Les fournisseurs des marchandises commandées ont facturé le siège social de Loeb à Ottawa (IGA Canada Ltd.) entre mai 1985 et août 1986 à des prix comprenant la taxe de vente fédérale. IGA Canada Ltd. a ensuite facturé Loeb, qui a alors facturé l'appelante en ajoutant la commission de 2 p. 100. L'appelante a payé Loeb pour les marchandises entre mai et octobre 1985 et a versé la commission. Bien que les éléments de preuve ne soient pas concluants à cet égard, il semble qu'une ou deux factures aient été acquittées avant le 23 mai 1985.

Au début de novembre 1986, un vérificateur de la taxe de vente provinciale a indiqué à M. Green que les marchandises achetées étaient peut-être exemptées de la taxe de vente fédérale et que l'appelante pouvait être admissible au remboursement de la taxe payée. Après avoir discuté de la question avec le vérificateur de Loeb, qui a déclaré ignorer qu'il était possible de réclamer un remboursement, M. Green a demandé à M. Barnes de communiquer avec le bureau de Revenu Canada à North Bay pour déterminer si l'appelante avait droit au remboursement de la taxe de vente fédérale, ce qu'il a fait le 12 novembre 1986 et à plusieurs reprises par la suite.

M. Barnes a déclaré qu'il a demandé à M. Hayes de vérifier si les marchandises achetées étaient exemptées de la taxe de vente fédérale et, dans l'affirmative, de lui indiquer la marche à suivre pour soumettre une demande de remboursement. M. Barnes a précisé que M. Hayes lui a déclaré que l'appelante pouvait effectivement demander un remboursement. De son côté, M. Hayes a affirmé ne pas se souvenir de cette conversation, car il reçoit 20 à 25 appels téléphoniques par jour.

Selon M. Barnes, M. Hayes a fait parvenir à l'appelante la formule de demande de remboursement N-15 et le mémorandum de l'Accise ET 313, publié par Revenu Canada. La formule de demande de remboursement renfermait des commentaires rédigés de la main de M. Hayes. Plus précisément, sous la rubrique «Motif du remboursement», M. Hayes avait écrit «marchandises achetées taxe comprise - utilisation finale exemptée» (traduction). M. Hayes a déclaré que cette mention avait été ajoutée parce qu'au cours de la période de cotisation visée, Revenu Canada traitait les demandes de remboursement produites par des fabricants non licenciés, comme l'appelante, qui étaient les acheteurs ultimes de marchandises servant à des fins multiples (par exemple, des fils électriques, des câbles, des soupapes et des embouts pour tuyaux, du bois d'oeuvre, des matériaux de construction, etc.).
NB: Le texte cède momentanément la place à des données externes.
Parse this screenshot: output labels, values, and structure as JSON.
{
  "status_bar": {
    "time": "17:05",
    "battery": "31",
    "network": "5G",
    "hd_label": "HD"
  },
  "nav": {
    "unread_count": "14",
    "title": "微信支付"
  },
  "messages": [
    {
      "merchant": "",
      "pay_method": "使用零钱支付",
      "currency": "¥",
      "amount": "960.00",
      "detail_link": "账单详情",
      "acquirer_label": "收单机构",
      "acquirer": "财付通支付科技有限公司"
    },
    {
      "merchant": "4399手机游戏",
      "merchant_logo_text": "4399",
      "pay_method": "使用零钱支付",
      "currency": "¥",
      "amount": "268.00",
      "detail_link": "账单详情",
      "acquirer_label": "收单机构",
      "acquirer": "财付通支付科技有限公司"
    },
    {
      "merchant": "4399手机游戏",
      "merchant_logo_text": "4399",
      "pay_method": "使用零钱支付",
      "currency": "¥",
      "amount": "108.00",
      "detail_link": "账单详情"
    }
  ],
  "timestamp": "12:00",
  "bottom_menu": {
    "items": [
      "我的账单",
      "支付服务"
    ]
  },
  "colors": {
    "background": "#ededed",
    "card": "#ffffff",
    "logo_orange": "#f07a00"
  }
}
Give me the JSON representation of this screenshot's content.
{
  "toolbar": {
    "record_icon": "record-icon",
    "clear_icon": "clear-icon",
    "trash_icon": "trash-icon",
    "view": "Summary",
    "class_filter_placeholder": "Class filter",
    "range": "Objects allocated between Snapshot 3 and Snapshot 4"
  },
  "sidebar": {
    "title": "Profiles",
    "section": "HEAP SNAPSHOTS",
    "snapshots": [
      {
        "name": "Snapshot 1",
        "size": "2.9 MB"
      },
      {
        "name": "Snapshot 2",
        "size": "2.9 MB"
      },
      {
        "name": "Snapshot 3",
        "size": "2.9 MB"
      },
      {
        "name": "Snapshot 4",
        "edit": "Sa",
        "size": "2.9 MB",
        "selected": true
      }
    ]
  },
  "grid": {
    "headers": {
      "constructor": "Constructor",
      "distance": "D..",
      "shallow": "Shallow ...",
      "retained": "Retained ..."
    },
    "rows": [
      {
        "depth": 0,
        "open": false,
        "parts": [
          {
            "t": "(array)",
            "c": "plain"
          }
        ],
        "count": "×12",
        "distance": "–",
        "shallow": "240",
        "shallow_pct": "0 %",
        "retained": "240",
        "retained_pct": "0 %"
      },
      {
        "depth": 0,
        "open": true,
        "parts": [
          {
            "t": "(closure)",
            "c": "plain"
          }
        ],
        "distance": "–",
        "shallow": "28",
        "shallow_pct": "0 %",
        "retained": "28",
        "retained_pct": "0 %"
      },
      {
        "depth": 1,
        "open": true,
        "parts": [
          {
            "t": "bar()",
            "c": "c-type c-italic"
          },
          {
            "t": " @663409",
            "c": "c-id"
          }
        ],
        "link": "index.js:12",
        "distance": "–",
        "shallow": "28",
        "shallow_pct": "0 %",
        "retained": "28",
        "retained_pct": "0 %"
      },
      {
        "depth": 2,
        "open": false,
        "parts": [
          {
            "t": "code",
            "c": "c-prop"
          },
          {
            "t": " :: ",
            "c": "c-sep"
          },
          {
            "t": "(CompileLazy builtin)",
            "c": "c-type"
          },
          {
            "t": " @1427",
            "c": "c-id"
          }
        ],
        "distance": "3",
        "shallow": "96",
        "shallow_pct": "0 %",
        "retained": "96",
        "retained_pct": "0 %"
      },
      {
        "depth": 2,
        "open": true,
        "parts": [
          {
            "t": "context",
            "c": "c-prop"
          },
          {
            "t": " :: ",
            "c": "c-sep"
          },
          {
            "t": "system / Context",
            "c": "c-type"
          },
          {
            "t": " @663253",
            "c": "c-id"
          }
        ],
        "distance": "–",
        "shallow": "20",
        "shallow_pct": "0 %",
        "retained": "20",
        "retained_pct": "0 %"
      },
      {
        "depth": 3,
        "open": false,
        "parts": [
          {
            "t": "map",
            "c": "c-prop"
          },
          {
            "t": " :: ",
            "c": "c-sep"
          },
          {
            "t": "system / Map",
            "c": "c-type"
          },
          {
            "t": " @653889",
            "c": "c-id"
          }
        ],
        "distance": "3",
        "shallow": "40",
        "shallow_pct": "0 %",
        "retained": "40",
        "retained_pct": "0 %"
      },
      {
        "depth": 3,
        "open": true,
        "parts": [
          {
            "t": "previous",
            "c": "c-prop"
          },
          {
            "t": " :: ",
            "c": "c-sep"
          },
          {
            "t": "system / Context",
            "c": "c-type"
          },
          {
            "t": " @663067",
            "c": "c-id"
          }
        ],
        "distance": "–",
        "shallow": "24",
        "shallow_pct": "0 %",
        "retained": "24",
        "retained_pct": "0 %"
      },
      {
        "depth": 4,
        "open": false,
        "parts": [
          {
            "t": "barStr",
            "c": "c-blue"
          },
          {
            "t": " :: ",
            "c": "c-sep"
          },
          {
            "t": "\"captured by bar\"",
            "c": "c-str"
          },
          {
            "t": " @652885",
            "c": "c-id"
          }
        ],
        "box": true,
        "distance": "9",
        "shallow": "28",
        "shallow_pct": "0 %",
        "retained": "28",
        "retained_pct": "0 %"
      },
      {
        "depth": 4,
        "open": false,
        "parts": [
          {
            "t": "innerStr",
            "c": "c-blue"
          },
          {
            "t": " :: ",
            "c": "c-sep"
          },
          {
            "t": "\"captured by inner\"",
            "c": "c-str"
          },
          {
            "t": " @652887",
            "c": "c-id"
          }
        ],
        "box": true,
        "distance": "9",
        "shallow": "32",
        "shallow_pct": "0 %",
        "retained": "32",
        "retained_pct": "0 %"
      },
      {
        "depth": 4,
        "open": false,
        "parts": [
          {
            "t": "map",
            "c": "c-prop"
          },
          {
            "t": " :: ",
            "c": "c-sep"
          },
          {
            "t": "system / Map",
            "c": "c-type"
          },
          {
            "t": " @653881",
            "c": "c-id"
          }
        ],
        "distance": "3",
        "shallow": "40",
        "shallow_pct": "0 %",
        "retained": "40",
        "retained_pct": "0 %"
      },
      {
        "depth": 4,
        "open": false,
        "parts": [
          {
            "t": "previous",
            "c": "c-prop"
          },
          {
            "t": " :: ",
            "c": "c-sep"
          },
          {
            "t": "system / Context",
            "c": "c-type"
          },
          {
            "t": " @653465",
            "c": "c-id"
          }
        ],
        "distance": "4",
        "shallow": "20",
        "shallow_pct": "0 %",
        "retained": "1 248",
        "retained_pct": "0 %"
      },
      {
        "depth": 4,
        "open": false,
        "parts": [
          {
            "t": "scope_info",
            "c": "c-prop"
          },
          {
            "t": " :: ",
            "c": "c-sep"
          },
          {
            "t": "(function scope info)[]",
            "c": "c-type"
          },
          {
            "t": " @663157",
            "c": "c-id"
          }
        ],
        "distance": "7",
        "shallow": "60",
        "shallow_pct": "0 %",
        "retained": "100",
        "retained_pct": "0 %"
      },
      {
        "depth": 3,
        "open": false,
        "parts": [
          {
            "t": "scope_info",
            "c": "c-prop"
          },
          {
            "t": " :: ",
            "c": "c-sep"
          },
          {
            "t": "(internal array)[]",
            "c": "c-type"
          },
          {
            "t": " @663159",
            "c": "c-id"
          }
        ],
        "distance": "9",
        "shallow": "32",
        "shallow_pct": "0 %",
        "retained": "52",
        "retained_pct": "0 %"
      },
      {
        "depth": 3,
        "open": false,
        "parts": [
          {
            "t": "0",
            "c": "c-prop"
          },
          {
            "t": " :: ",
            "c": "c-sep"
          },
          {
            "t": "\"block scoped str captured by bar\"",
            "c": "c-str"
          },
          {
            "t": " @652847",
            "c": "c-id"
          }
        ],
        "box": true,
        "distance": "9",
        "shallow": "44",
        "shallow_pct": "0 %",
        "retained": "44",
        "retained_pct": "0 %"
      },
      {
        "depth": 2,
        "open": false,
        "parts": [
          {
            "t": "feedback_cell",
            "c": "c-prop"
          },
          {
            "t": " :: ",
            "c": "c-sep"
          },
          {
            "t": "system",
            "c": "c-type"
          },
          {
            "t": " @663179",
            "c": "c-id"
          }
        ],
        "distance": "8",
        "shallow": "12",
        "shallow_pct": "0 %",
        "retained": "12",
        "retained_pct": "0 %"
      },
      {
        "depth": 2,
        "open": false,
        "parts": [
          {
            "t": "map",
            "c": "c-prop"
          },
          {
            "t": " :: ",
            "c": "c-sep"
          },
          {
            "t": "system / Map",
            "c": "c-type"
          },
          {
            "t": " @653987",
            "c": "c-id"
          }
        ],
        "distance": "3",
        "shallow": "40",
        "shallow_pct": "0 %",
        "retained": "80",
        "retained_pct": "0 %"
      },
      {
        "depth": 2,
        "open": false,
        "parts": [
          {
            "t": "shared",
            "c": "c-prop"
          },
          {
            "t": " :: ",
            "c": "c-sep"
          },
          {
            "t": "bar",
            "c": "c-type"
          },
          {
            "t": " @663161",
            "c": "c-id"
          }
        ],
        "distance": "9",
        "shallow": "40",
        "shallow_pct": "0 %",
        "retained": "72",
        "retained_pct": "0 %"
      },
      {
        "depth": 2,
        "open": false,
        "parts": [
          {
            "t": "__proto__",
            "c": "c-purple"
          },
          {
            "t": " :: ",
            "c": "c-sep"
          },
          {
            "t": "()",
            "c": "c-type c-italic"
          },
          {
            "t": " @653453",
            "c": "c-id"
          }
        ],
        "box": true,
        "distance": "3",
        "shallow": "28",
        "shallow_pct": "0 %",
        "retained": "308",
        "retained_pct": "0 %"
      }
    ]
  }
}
En précisant que les marchandises servant à des fins multiples peuvent être utilisées sous des conditions taxables ou non taxables, M. Hayes a expliqué que cette politique s'applique si la demande de remboursement a été présentée dans le délai prescrit par la Loi, si les marchandises ont été achetées pour un prix comprenant la taxe de vente fédérale et si les marchandises ont été utilisées par l'acheteur ultime à des fins exemptées. Il a ajouté que cette politique s'appliquait même si l'utilisateur final des marchandises n'a pas payé ou remis la taxe de vente fédérale directement à Revenu Canada.

Le mémorandum ET 313, paru initialement le 1er décembre 1975 et modifié jusqu'au 8 février 1985, énonce de nombreux critères imposés par Revenu Canada aux fins du remboursement.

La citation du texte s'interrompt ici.